Falando à revista The Drive durante a última Monterey Car Week, Schiebe foi taxativo: “nego definitivamente” qualquer retorno do V8 aos C 63 e E 63.
Negativa oficial da Mercedes-AMG sobre o V8
Ao mesmo veículo, o chefe da AMG ainda afirmou que segue convicto de que a escolha foi a correta:
“Não gosto de falar dos outros construtores, mas parece que há muitos mais híbridos de alta performance a chegar ao mercado agora. Ou, pelo menos, que foram anunciados. Por isso acho que estávamos certos quando dissemos, vamos nesta direção.”
- Michael Schiebe, diretor-executivo da Mercedes-AMG
O rumor
O boato de que o V8 estaria de volta ao C 63 - hoje equipado com um conjunto híbrido plug-in que combina um motor quatro cilindros com um elétrico - surgiu a partir da publicação norte-americana Car and Driver, que citou fontes internas da montadora.
A negativa veio rápido.

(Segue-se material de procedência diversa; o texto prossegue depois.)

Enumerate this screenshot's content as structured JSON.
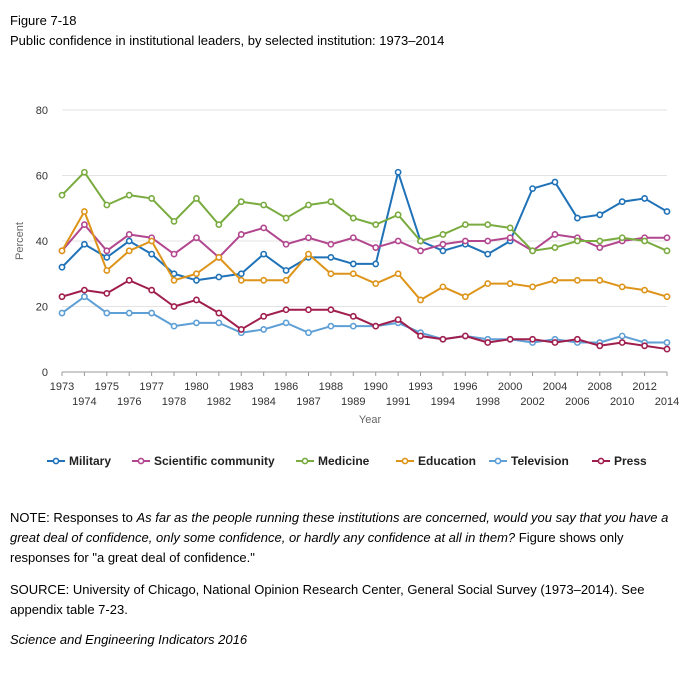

Em conversa com os alemães da Auto Motor und Sport, um engenheiro da Mercedes-AMG classificou a história como “puro absurdo”.
Agora, com o próprio “patrão” da AMG rebatendo o assunto, diminui ainda mais a chance de voltarmos a ouvir o ronco encorpado do V8 nos C 63 e E 63.
Os novos híbridos plug-in da Mercedes-AMG
O V8 foi, por muito tempo, o motor que mais ajudou a definir a identidade da AMG. Por isso, não surpreende que o anúncio de que ele sairia de cena em alguns dos modelos mais icônicos tenha levantado preocupações.
C 63 híbrido plug-in: potência, som e peso
Mesmo sem o V8 como peça central do mito do C 63, a mistura de hidrocarbonetos e elétrons resultou, com folga, na geração mais forte de todas.
São 680 cv e desempenho não falta, mas o quatro cilindros não entrega a mesma sonoridade nem o mesmo caráter do V8. Para completar, a complexidade do conjunto mecânico faz o modelo passar de 2100 kg.
E 63 híbrido plug-in: seis-em-linha e mais de 700 cv
O E 63 deve ser o próximo a abrir mão do V8. A expectativa é que ele adote um seis cilindros em linha também combinado a um motor elétrico. E, se o C 63 já chega aos 680 cv, a aposta é em bem mais de 700 cv no E 63.
Vale lembrar que o futuro BMW M5, seu rival direto, deve oferecer pelo menos 750 cv e também será um híbrido plug-in. A diferença é que, ao contrário do E 63, o M5 continuará contando com um V8.
A AMG acertou ao abandonar o V8 tão cedo nesses modelos, ou essa era a única decisão possível diante do rumo da indústria automotiva?